Getting Brainy with Jules Hall, Founder/ CEO of The Hallway

We recently sat down with Jules Hall, CEO and Founder of advertising agency, The Hallway, to discuss digital advertising, upcoming trends and challenges in the industry. Find out what Jules has to say about moving consumers with Affective Ideas, the importance of personalisation in advertising, and his favourite ad campaign.

Tell us about The Hallway. What do you do and how do you do it?

We create and grow brands that people are glad to have in their lives. Blending creativity and commerce, we are obsessed with delivering commercial growth for our clients, which is why we are a thriving independently-owned company, founded way back in 2007.

The Hallway is a full service advertising agency. What does this mean going into 2022?

As media digitises, the data signals grow exponentially. That fundamentally influences the way we work. But it doesn’t change the essence of what we do – growing business through creativity that moves people. This is what we call Affective Ideas. 

The Hallway was a very early adopter of data-driven creativity. We learned how to build a culture that put creativity and data on the same pedestal. That impacted the way we worked, and the assets we created, which can get distracting because there is more complexity. But we’ve always known the data is not an end in itself. It’s an enabler we can choose to embrace. 

Our core business is, and always will be, creativity – generating ideas that create magical human connections. Because that is the only way to make a brand stand out in the cluttered, busy, distracted world we all live in. 

What will be the biggest challenges facing the advertising industry over the next few years?

The digital transformation of the advertising industry continues to be the primary driver of change. 

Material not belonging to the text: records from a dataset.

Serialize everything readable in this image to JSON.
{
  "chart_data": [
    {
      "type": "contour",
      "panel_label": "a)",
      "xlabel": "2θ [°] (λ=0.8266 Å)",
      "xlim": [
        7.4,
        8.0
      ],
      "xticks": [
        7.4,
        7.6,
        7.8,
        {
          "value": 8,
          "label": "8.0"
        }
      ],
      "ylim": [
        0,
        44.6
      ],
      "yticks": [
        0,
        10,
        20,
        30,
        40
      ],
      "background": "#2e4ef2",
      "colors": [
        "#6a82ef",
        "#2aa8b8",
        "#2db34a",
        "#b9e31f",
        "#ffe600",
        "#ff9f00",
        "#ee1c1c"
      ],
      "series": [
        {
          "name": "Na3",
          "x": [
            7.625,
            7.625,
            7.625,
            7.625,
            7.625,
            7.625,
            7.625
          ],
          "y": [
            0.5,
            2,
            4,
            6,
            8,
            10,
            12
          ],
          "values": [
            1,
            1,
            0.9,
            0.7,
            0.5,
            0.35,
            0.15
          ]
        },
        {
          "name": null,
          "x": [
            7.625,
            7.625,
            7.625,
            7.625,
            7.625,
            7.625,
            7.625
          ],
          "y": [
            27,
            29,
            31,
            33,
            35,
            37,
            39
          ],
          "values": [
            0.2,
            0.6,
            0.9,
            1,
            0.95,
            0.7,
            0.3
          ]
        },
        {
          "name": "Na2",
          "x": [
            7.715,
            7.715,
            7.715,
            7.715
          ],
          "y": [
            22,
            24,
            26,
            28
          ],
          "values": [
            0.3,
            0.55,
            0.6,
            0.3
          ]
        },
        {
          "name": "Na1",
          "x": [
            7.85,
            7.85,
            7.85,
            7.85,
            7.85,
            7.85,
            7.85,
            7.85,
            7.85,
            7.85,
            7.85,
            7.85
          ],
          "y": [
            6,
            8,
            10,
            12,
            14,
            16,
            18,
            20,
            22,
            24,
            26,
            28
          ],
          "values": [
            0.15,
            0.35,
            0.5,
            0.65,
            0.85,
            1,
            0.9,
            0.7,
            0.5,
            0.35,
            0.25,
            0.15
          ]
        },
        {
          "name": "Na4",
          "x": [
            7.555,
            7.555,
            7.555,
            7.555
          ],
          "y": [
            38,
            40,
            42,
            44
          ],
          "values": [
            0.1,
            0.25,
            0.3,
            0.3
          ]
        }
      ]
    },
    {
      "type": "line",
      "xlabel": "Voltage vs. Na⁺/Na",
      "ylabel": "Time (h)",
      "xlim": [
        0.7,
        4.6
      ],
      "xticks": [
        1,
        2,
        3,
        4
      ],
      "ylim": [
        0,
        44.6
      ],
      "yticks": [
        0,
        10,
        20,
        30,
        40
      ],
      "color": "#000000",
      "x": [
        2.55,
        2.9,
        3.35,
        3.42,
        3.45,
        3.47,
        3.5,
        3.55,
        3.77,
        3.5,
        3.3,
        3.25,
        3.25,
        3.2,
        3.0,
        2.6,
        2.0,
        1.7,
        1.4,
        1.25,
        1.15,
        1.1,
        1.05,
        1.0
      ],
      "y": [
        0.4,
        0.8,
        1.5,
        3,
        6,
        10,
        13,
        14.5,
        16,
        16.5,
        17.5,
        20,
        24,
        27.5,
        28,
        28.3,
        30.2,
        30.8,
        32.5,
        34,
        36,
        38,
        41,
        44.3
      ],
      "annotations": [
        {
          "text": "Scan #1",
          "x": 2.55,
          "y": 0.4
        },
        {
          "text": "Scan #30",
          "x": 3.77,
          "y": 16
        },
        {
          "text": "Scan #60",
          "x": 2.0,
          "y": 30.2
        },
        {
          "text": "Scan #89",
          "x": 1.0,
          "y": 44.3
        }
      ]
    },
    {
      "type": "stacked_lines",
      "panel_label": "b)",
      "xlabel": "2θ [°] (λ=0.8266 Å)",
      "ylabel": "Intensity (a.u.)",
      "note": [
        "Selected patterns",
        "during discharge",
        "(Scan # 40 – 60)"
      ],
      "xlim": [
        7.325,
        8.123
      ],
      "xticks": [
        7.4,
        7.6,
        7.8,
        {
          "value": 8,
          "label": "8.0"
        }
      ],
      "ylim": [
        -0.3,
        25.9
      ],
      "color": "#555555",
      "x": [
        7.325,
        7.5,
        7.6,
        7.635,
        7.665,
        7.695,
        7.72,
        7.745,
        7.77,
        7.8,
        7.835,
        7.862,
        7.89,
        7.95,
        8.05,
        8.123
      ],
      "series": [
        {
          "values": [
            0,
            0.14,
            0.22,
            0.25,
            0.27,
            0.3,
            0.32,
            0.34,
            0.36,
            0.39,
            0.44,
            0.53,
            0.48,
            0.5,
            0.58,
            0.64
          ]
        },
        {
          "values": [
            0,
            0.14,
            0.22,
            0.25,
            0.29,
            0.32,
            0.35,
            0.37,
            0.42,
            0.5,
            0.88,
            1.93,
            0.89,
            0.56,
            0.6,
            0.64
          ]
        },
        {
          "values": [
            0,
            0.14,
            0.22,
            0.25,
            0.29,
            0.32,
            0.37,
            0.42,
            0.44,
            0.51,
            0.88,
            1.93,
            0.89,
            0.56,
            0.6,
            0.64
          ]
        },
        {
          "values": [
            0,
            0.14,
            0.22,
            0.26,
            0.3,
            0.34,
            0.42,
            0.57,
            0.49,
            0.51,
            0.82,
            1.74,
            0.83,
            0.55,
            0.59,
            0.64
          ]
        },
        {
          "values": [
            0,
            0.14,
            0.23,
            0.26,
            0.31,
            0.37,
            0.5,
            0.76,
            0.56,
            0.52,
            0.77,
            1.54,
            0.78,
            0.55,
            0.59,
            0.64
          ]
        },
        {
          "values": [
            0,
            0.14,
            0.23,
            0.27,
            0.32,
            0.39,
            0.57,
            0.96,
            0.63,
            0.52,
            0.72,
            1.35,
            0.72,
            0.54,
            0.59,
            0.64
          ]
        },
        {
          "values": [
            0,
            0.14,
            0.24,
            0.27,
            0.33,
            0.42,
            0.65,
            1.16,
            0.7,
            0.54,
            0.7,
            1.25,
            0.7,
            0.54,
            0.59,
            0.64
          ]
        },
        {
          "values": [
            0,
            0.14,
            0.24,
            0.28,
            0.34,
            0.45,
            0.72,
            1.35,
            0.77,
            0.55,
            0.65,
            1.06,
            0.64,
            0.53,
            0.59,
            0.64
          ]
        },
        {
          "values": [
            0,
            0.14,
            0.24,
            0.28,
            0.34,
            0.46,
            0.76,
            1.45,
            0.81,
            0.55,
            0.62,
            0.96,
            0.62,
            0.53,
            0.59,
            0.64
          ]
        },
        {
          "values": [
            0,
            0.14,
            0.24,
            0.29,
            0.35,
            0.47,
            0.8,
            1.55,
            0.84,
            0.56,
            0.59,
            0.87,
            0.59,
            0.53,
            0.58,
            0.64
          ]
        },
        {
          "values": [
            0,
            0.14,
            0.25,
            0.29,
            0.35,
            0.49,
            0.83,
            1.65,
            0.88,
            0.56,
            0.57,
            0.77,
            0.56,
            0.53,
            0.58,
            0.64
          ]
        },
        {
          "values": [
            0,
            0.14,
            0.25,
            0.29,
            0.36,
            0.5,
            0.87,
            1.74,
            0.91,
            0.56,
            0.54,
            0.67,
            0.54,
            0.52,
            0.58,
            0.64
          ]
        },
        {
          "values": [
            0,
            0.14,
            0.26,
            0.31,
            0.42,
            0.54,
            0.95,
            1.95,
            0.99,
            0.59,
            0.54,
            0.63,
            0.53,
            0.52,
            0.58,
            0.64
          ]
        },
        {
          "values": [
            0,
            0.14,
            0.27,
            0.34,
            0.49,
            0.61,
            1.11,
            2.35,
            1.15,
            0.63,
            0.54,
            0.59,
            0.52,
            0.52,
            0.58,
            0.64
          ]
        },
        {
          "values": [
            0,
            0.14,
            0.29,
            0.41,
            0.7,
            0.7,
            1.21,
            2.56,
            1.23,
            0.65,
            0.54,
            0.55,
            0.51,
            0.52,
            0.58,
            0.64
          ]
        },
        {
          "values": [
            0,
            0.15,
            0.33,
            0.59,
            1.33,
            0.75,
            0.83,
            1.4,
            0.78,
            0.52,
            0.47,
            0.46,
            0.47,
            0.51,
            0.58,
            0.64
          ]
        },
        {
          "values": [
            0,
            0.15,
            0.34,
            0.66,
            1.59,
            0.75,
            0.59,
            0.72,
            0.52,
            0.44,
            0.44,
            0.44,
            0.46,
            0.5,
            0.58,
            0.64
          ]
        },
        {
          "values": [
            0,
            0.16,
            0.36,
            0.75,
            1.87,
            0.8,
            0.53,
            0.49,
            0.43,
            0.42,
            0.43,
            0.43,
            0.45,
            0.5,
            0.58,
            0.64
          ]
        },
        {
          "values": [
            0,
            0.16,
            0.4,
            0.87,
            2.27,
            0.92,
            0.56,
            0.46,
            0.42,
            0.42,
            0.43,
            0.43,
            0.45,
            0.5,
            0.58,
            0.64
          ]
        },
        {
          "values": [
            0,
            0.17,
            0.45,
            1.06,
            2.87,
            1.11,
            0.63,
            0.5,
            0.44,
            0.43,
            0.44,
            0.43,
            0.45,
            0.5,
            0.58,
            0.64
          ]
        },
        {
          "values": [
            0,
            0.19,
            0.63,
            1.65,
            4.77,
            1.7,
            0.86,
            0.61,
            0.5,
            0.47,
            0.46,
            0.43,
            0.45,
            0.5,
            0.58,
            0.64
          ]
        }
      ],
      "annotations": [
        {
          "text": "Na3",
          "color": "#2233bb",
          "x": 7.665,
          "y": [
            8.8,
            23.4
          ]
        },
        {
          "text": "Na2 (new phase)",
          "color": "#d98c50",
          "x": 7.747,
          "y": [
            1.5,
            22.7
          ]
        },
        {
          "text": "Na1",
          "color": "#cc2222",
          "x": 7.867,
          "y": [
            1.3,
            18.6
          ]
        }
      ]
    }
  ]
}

At an agency level the naughties were the decade that spawned mass specialisation – businesses focused on niche offerings. Which worked until clients realised they had an unmanageable agency roster, and increasingly fragmented brand experiences.

The teens were all about data and personalisation – how could we hyper target to maximise efficiency? Which worked until consumers called time on the horrendous privacy breaches and utterly forgettable ads that started to dominate our media landscape.

But whilst all that was happening there was a group of researchers, largely in the UK, going back to basics to understand the formula for effective advertising. And it was all refreshingly simple; Famous brands grow faster. And the way to build brand fame is through brilliant advertising. 

Largely because of these findings we are in the midst of the biggest creative renaissance our industry has ever been through. The pendulum has swung back in favour of building enduring brands. This time, using techniques built on proven evidence.

In your experience, what are the key factors that drive memorable and effective campaigns?

The most successful advertising campaigns have an alarmingly simple thread of consistency – they entertain you. There are all sorts of ways they deliver that entertainment, from schadenfreude to awe. It’s always built on deep human insight and cultural empathy. Delivered through impactful media channels.

What role does native and personalised advertising have in the next evolution of marketing?

There’s a continuing role for native and personalised advertising, leveraging relevance to maximise conversion. But it will always work better when it sits alongside a strong brand, and has the support of creative advertising. 

Which channels should advertisers be looking at to find new audiences?

Is it new audiences that brands are looking for, or better ways of connecting with existing audiences? I’d encourage brands to familiarise themselves with Karen Nelson-Fields work around Attention Metrics. It will influence the way you think about the different media channels.

Recommend us your favourite podcast.

Charles Day’s Fearless podcast has some excellent interviews with the world’s top creative leaders. Definitely worth a listen.

Recommend us a good book.

Captains Courageous, Rudyard Kipling.

Recommend us a good news publication.

Perhaps a little unexpected, but Mamamia’s The Quicky is gold! Gives you the headlines and goes deep on one topic a day. All in 20 mins. Love it.

Recommend us a groundbreaking ad campaign that stands out for you.

I’ll pump our own tyres with this one. The campaign The Hallway launched in November 2021, Boys Do Cry, in partnership with Gotcha4Life is the most important piece of work we’ve ever done. It took three years to make it happen, collaborating with Robert Smith and The Cure to re-write and re-record their classic hit to encourage blokes to talk when the going gets tough. All in a bid to help address the terrifying fact that seven Aussie blokes take their own lives, every day.